La domination de la finance sur l’ensemble du capital, l’ascension d’un capitalisme qualifié d’actionnarial, et la promotion de couches salariées spécialisées dans le tertiaire, la publicité, la gestion et le commerce internationals, la communication, la formation, couches favorisées par leur revenu et censées remplacer la figure désuète de l’ingénieur, voire du manager, comme fer de lance de la modernité…, tous ces phénomènes ont été les effets d’une cause plus profonde : la réorganisation du travail, rendue possible et nécessaire par sa défaite après les vagues revendicatives des années 1960-80. Comme les deux faces d’un même symbole devenu lieu commun, les 10% de transfert des richesses du travail vers le capital, survenu depuis une vingtaine d’années, renvoient à l’impossible exigence d’une rentabilité de 15% sur investissement.
Le capital financier n’est pas la forme la plus « pure » du capital, celle qui le rapprocherait le mieux de son essence, et donc, croit-on, de son dépassement révolutionnaire. La définition du capital, c’est la production et l’accumulation de valeur par la mise au travail du salarié. La financiarisation n’est pas centrale : c’est parce que le rendement des investissements ne suffisait plus que le capital en est venu à se financiariser. Et pas seulement dans les vieux pays industriels. Si l’Inde et la Chine placent tant d’argent à l’extérieur, c’est qu’en Chine et en Inde la rentabilité n’est pas à la hauteur des attentes. L’enjeu, c’est l’exploitation du travail, et son traitement.
L’appareil productif, et ceux qui l’animent, sont au cœur de la crise.
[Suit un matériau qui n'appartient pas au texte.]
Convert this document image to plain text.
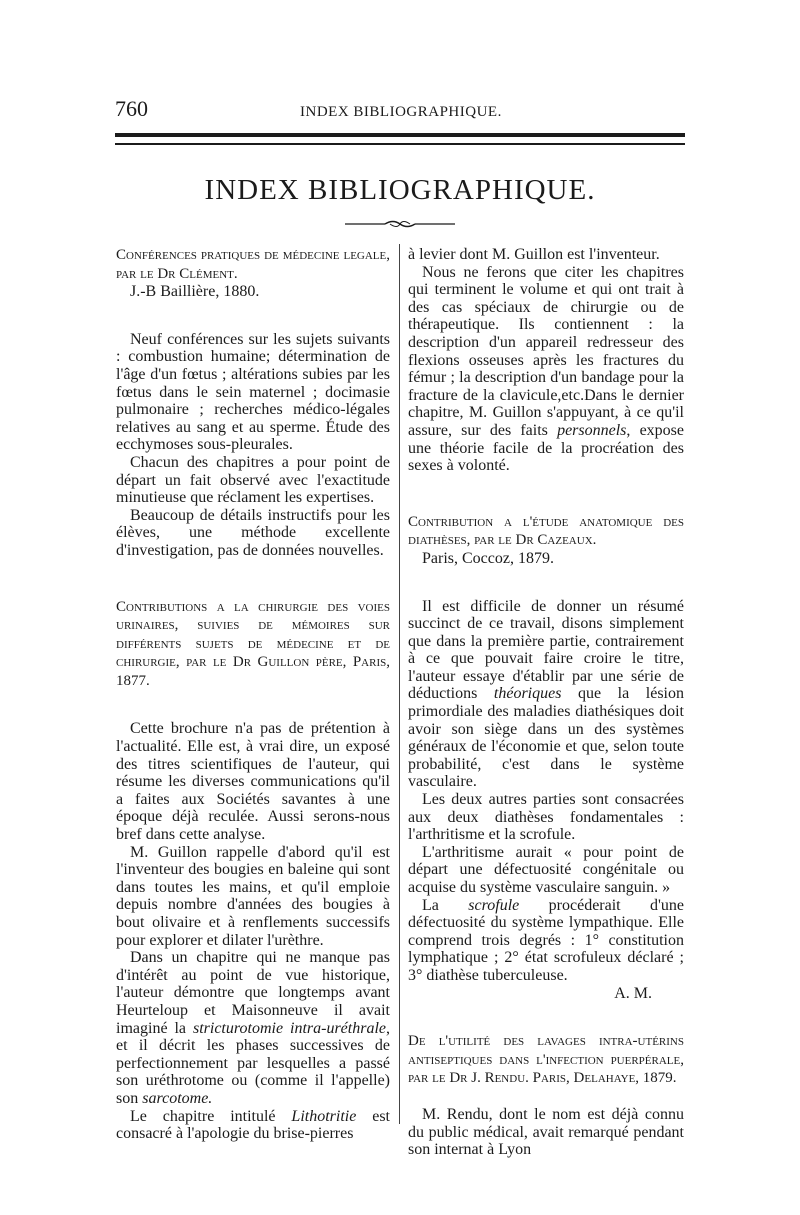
760	INDEX BIBLIOGRAPHIQUE.
INDEX BIBLIOGRAPHIQUE.
Conférences pratiques de médecine legale, par le Dr Clément.
J.-B Baillière, 1880.

Neuf conférences sur les sujets suivants : combustion humaine; détermination de l'âge d'un fœtus ; altérations subies par les fœtus dans le sein maternel ; docimasie pulmonaire ; recherches médico-légales relatives au sang et au sperme. Étude des ecchymoses sous-pleurales.

Chacun des chapitres a pour point de départ un fait observé avec l'exactitude minutieuse que réclament les expertises.

Beaucoup de détails instructifs pour les élèves, une méthode excellente d'investigation, pas de données nouvelles.

Contributions a la chirurgie des voies urinaires, suivies de mémoires sur différents sujets de médecine et de chirurgie, par le Dr Guillon père, Paris, 1877.

Cette brochure n'a pas de prétention à l'actualité. Elle est, à vrai dire, un exposé des titres scientifiques de l'auteur, qui résume les diverses communications qu'il a faites aux Sociétés savantes à une époque déjà reculée. Aussi serons-nous bref dans cette analyse.

M. Guillon rappelle d'abord qu'il est l'inventeur des bougies en baleine qui sont dans toutes les mains, et qu'il emploie depuis nombre d'années des bougies à bout olivaire et à renflements successifs pour explorer et dilater l'urèthre.

Dans un chapitre qui ne manque pas d'intérêt au point de vue historique, l'auteur démontre que longtemps avant Heurteloup et Maisonneuve il avait imaginé la stricturotomie intra-uréthrale, et il décrit les phases successives de perfectionnement par lesquelles a passé son uréthrotome ou (comme il l'appelle) son sarcotome.

Le chapitre intitulé Lithotritie est consacré à l'apologie du brise-pierres

à levier dont M. Guillon est l'inventeur.

Nous ne ferons que citer les chapitres qui terminent le volume et qui ont trait à des cas spéciaux de chirurgie ou de thérapeutique. Ils contiennent : la description d'un appareil redresseur des flexions osseuses après les fractures du fémur ; la description d'un bandage pour la fracture de la clavicule,etc.Dans le dernier chapitre, M. Guillon s'appuyant, à ce qu'il assure, sur des faits personnels, expose une théorie facile de la procréation des sexes à volonté.

Contribution a l'étude anatomique des diathèses, par le Dr Cazeaux.
Paris, Coccoz, 1879.

Il est difficile de donner un résumé succinct de ce travail, disons simplement que dans la première partie, contrairement à ce que pouvait faire croire le titre, l'auteur essaye d'établir par une série de déductions théoriques que la lésion primordiale des maladies diathésiques doit avoir son siège dans un des systèmes généraux de l'économie et que, selon toute probabilité, c'est dans le système vasculaire.

Les deux autres parties sont consacrées aux deux diathèses fondamentales : l'arthritisme et la scrofule.

L'arthritisme aurait « pour point de départ une défectuosité congénitale ou acquise du système vasculaire sanguin. »

La scrofule procéderait d'une défectuosité du système lympathique. Elle comprend trois degrés : 1° constitution lymphatique ; 2° état scrofuleux déclaré ; 3° diathèse tuberculeuse.

A. M.

De l'utilité des lavages intra-utérins antiseptiques dans l'infection puerpérale, par le Dr J. Rendu. Paris, Delahaye, 1879.

M. Rendu, dont le nom est déjà connu du public médical, avait remarqué pendant son internat à Lyon
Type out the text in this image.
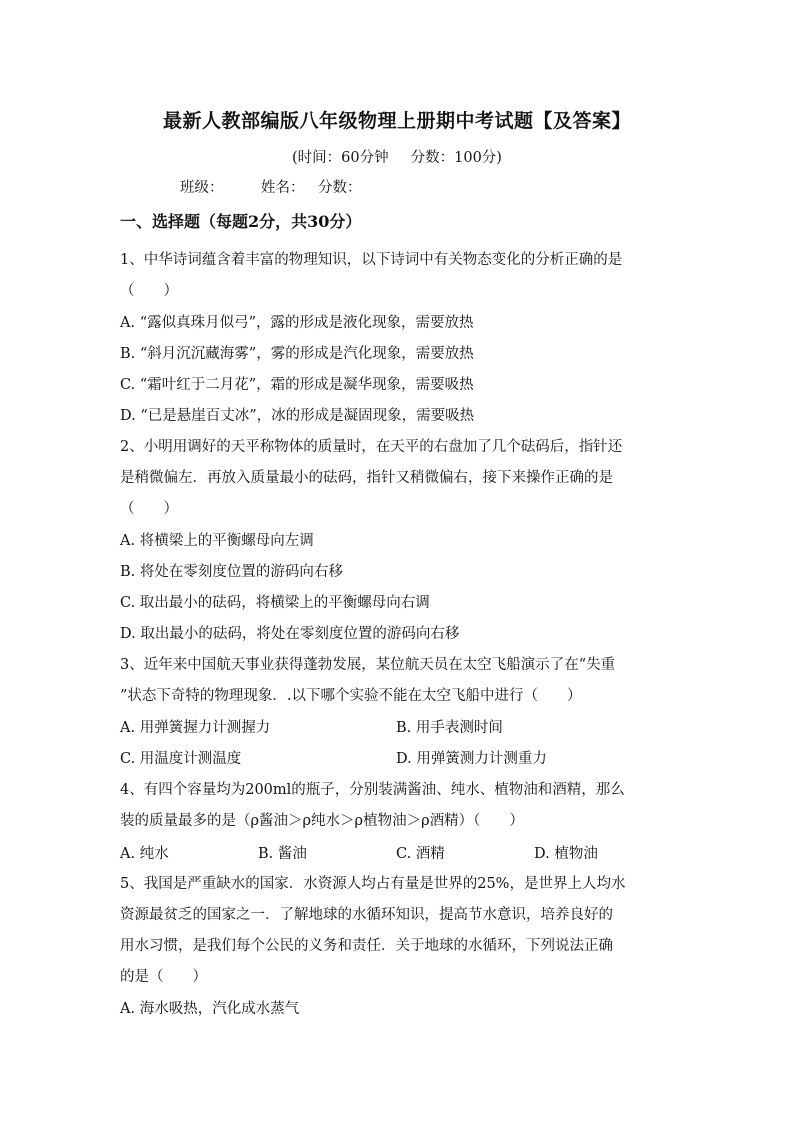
最新人教部编版八年级物理上册期中考试题【及答案】
(时间：60分钟 分数：100分)
班级：	姓名： 分数：
一、选择题（每题2分，共30分）
1、中华诗词蕴含着丰富的物理知识，以下诗词中有关物态变化的分析正确的是
（　　）
A. “露似真珠月似弓”，露的形成是液化现象，需要放热
B. “斜月沉沉藏海雾”，雾的形成是汽化现象，需要放热
C. “霜叶红于二月花”，霜的形成是凝华现象，需要吸热
D. “已是悬崖百丈冰”，冰的形成是凝固现象，需要吸热
2、小明用调好的天平称物体的质量时，在天平的右盘加了几个砝码后，指针还
是稍微偏左．再放入质量最小的砝码，指针又稍微偏右，接下来操作正确的是
（　　）
A. 将横梁上的平衡螺母向左调
B. 将处在零刻度位置的游码向右移
C. 取出最小的砝码，将横梁上的平衡螺母向右调
D. 取出最小的砝码，将处在零刻度位置的游码向右移
3、近年来中国航天事业获得蓬勃发展，某位航天员在太空飞船演示了在“失重
”状态下奇特的物理现象．.以下哪个实验不能在太空飞船中进行（　　）
A. 用弹簧握力计测握力	B. 用手表测时间
C. 用温度计测温度	D. 用弹簧测力计测重力
4、有四个容量均为200ml的瓶子，分别装满酱油、纯水、植物油和酒精，那么
装的质量最多的是（ρ酱油＞ρ纯水＞ρ植物油＞ρ酒精）（　　）
A. 纯水	B. 酱油	C. 酒精	D. 植物油
5、我国是严重缺水的国家．水资源人均占有量是世界的25%，是世界上人均水
资源最贫乏的国家之一．了解地球的水循环知识，提高节水意识，培养良好的
用水习惯，是我们每个公民的义务和责任．关于地球的水循环，下列说法正确
的是（　　）
A. 海水吸热，汽化成水蒸气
Les Etats ont laissé mourir les entreprises tuées par l’éclatement de la bulle de l’e-economy autour de l’an 2000, parce que disparaissait seulement de l’argent virtuel, et avec lui des firmes réduites à quelques bureaux. De formidables capitalisations boursières ne signifient rien d’autre que la confiance – justifiée ou non – accordée à des entrepreneurs. Aujourd’hui, les mêmes Etats tentent de sauver un secteur automobile hier décrié comme secondaire, voire obsolète. Le travail, et en particulier le travail industriel, reste le grand socialisateur. Une société duale, où des zones prospères vivraient entourées d’une misère définitive contenue par un mélange de répression et d’assistance, est incompatible avec une logique capitaliste fondée sur la circulation, la mobilité sociale et, autant que possible, la démocratie parlementaire.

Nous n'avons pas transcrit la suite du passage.